# Book Raffle - Rough Ride by Pal Kimmage



## Panter (11 Oct 2009)

Kindly passed to me by Rigid Raider and up for grabs when I draw in a few days.

It's a stonking read and highly recommended


----------



## JiMBR (11 Oct 2009)

Me please


----------



## ComedyPilot (11 Oct 2009)

Yes please


----------



## Landslide (11 Oct 2009)

In the hat please!


----------



## theloafer (13 Oct 2009)

..me to please


----------



## Archie (23 Oct 2009)

Well, it's been on offer a while, but: yes please.


----------



## Panter (24 Oct 2009)

Congratulations, Comedy Pilot wins the draw, and thanks Archie for the reminder 

pm me your details and I'll get it in the post


----------



## ComedyPilot (24 Oct 2009)

PM Sent


----------



## ComedyPilot (19 Nov 2009)

Well, a very interesting and eye-opening read.

But it is on the road again for Rough Ride by Paul Kimmage.

Anyone want it, names in the hat, drawn on Monday 23/11/09


----------



## JiMBR (20 Nov 2009)

Me please


----------



## TheDoctor (20 Nov 2009)

And me!!


----------



## ComedyPilot (22 Nov 2009)

Ping: only 2 in the hat, does no-one else want to read this?


----------



## ComedyPilot (23 Nov 2009)

Well, with only two names in the hat, it won't take much drawing.

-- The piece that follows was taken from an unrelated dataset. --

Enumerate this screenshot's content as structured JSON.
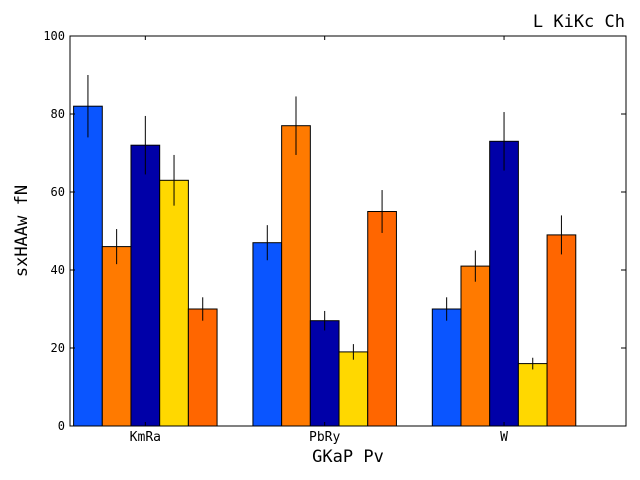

Drum roll........derrrrrrrrrrrrrrrrrrrrrrrrrrr


And the winner is....TheDoctor.

Usual protocol; PM the address, and I'll post it this week.


----------



## TheDoctor (28 Nov 2009)

Ooh, cheers very much!!


----------



## JiMBR (28 Nov 2009)

How can I possibly win against someone called 'TheDoctor'!?

Surely the use of a sonic screwdriver and a tardis is cheating.


----------



## ComedyPilot (28 Nov 2009)

JiMBR said:


> How can I possibly win against someone called 'TheDoctor'!?
> 
> Surely the use of a sonic screwdriver and a tardis is cheating.



It was a close call, you were second out of the hat


----------



## ACS (28 Nov 2009)

& me please


----------